I was feeling playful when I added the “Taxation is theft” sign-off. It isn’t actually. It’s much worse. It’s extortion. No matter how noble the use of the extorted money.

If I called you on the phone, described your child’s school and what they were wearing yesterday, and demanded that you send me $1,000 within one week, or I would hurt your child, would it matter that I intended to give the money to charity? Of course not. It would still be extortion. If I were also the elected president of the 1,000-member “Extortion for Charity” gang, would that make it non-criminal? Of course not. We would all cheer when their next meeting was raided and their members walked out in chains.

So what makes it different when it’s a bigger gang doing the extorting? I contend that the only difference is that we’ve been taught to respect the state’s forcefully imposed authority, even though we would consider forcefully imposed authority by anybody else to be criminal.

I was taught that way, too, but I shrugged off that training. Taxation is extortion. Central bank fiat currency is counterfeiting. Those are just facts.

Where there is room for disagreement is in the opinion that a state is necessary, and that since the state needs money to run, it must have some way of getting it, hence taxation, and counterfeiting. Most people believe that. I contend that they believe it not because it’s necessarily true, or because they’ve even ever thought about it, but because the state has a huge, mandatory brain-washing regimen, the public schools, that conditions people to believe it at a very young age.

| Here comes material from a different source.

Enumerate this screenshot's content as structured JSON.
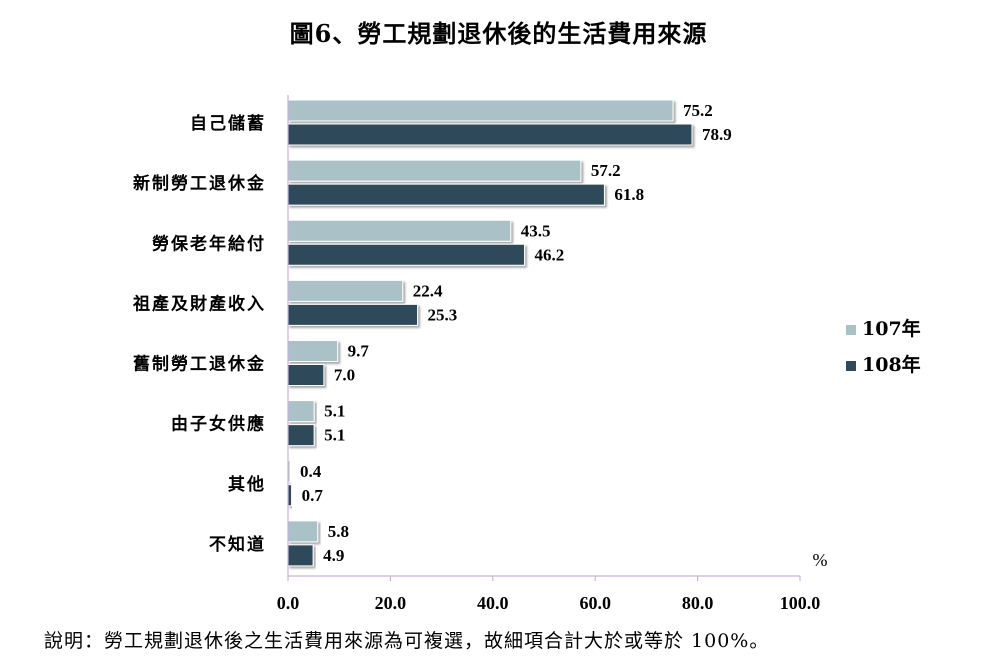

So, yes, I drive on the roads, and my son went to the government school for three years, since we couldn’t afford a private school for him for grades six through eight (though if it weren’t for taxes, we could have). But I would much rather pay directly for roads, as I use them, and for private schools, and have voluntary charity organizations help pay for private schools for people who couldn’t afford them. No government required.

Of course there’s another benefit of no taxes or prior-restraint-imposing regulations. Everybody would be hugely richer. We’d all have hugely more time to pursue our dreams. Somebody might even use that wealth to invent a working Jetsons skycar. Jetsons skycars don’ need no steenking roads.